W przypadku, gdy, gdy wspólne życie małżeńskie z różnych powodów staje się praktycznie
niemożliwe, Kościół dopuszcza fizyczną separację małżonków. Separację jest tymczasowym
rozłączenia małżonków. Małżonkowie w dalszym ciągu są przed Bogiem mężem i żoną oraz
nie mogą zawrzeć nowego związku. W czasie trwania separacji małżeńskiej małżonkowie
powinni sobie dochować wierności małżeńskiej i troszczyć się o dobre, chrześcijańskie
wychowanie dzieci.
3. Grzechy przeciw płodności małżeńskiej
Małżeństwo jest zawierane w celu obdarzania się miłością oraz w celu przekazania życia
potomstwu. Małżonkowie nie mogą się sprzeniewierzać przekazywaniu życia.
Grzechem jest:
 korzystanie ze znajomości rytmu płodności w celu ograniczania swojej dzietności (np.

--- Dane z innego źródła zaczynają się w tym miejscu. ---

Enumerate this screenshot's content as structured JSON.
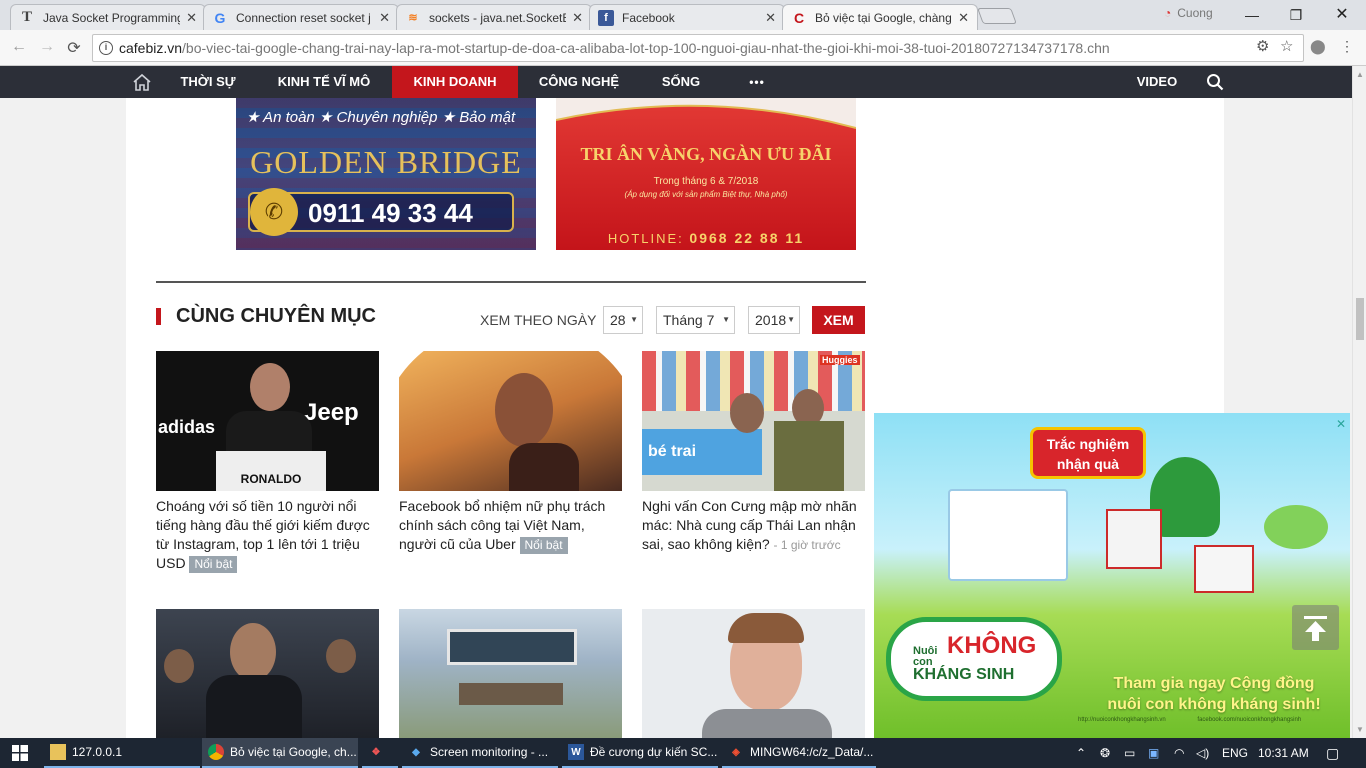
{
  "browser": {
    "tabs": [
      {
        "title": "Java Socket Programming",
        "icon": "text-T-icon"
      },
      {
        "title": "Connection reset socket j",
        "icon": "google-icon"
      },
      {
        "title": "sockets - java.net.SocketE",
        "icon": "stackoverflow-icon"
      },
      {
        "title": "Facebook",
        "icon": "facebook-icon"
      },
      {
        "title": "Bỏ việc tại Google, chàng",
        "icon": "cafebiz-icon"
      }
    ],
    "profile_name": "Cuong",
    "url_host": "cafebiz.vn",
    "url_path": "/bo-viec-tai-google-chang-trai-nay-lap-ra-mot-startup-de-doa-ca-alibaba-lot-top-100-nguoi-giau-nhat-the-gioi-khi-moi-38-tuoi-20180727134737178.chn"
  },
  "sitenav": {
    "items": [
      "THỜI SỰ",
      "KINH TẾ VĨ MÔ",
      "KINH DOANH",
      "CÔNG NGHỆ",
      "SỐNG",
      "•••"
    ],
    "active": "KINH DOANH",
    "video": "VIDEO"
  },
  "ads": {
    "golden_bridge": {
      "tagline": "★ An toàn ★ Chuyên nghiệp ★ Bảo mật",
      "brand": "GOLDEN BRIDGE",
      "phone": "0911 49 33 44"
    },
    "promo": {
      "headline": "TRI ÂN VÀNG, NGÀN ƯU ĐÃI",
      "sub": "Trong tháng 6 & 7/2018",
      "note": "(Áp dụng đối với sản phẩm Biệt thự, Nhà phố)",
      "hotline_label": "HOTLINE:",
      "hotline": "0968 22 88 11"
    },
    "floating": {
      "quiz": "Trắc nghiệm nhận quà",
      "small1": "Nuôi",
      "small2": "con",
      "big": "KHÔNG",
      "big2": "KHÁNG SINH",
      "cta_line1": "Tham gia ngay Cộng đồng",
      "cta_line2": "nuôi con không kháng sinh!",
      "link1": "http://nuoiconkhongkhangsinh.vn",
      "link2": "facebook.com/nuoiconkhongkhangsinh"
    }
  },
  "section": {
    "title": "CÙNG CHUYÊN MỤC",
    "view_by_date": "XEM THEO NGÀY",
    "day": "28",
    "month": "Tháng 7",
    "year": "2018",
    "view_button": "XEM"
  },
  "articles": [
    {
      "title": "Choáng với số tiền 10 người nổi tiếng hàng đầu thế giới kiếm được từ Instagram, top 1 lên tới 1 triệu USD",
      "badge": "Nổi bật",
      "jersey": "RONALDO",
      "brand_left": "adidas",
      "brand_right": "Jeep"
    },
    {
      "title": "Facebook bổ nhiệm nữ phụ trách chính sách công tại Việt Nam, người cũ của Uber",
      "badge": "Nổi bật"
    },
    {
      "title": "Nghi vấn Con Cưng mập mờ nhãn mác: Nhà cung cấp Thái Lan nhận sai, sao không kiện?",
      "time": "- 1 giờ trước",
      "store_sign": "bé trai",
      "store_sign2": "Huggies"
    }
  ],
  "taskbar": {
    "items": [
      {
        "label": "127.0.0.1"
      },
      {
        "label": "Bỏ việc tại Google, ch..."
      },
      {
        "label": ""
      },
      {
        "label": "Screen monitoring - ..."
      },
      {
        "label": "Đề cương dự kiến SC..."
      },
      {
        "label": "MINGW64:/c/z_Data/..."
      }
    ],
    "lang": "ENG",
    "time": "10:31 AM"
  }
}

kobieta stosuje naturalne metody, ponieważ źle się czuje przyjmując antykoncepcję
hormonalną);
 stosowanie antykoncepcji(stosunki płciowe przerywane, używanie prezerwatyw, lub
środków dopochwowych, środków wczesnoporonnych)
 zabicie dziecka przed jego urodzeniem, bez względu na to, jak długo ono już żyje
(kilka dni, tygodni czy miesięcy).
Antykoncepcja „to wszelkie działanie, które bądź to w przewidywaniu zbliżenia
małżeńskiego, bądź podczas jego spełnienia, czy to w rozwoju jego naturalnych skutków
miałoby za cel uniemożliwienie poczęcia lub prowadziłoby do tego” (HV 14). Słowo
antykoncepcja składa się z dwóch słów: anty - przeciw oraz conceptio - poczęcie. Środki
antykoncepcyjne nie dopuszczają do zapłodnienia, czyli połączenia komórki jajowej i
plemnika, czy to poprzez zatrzymanie owulacji, czy przez zagęszczenie śluzu szyjkowego.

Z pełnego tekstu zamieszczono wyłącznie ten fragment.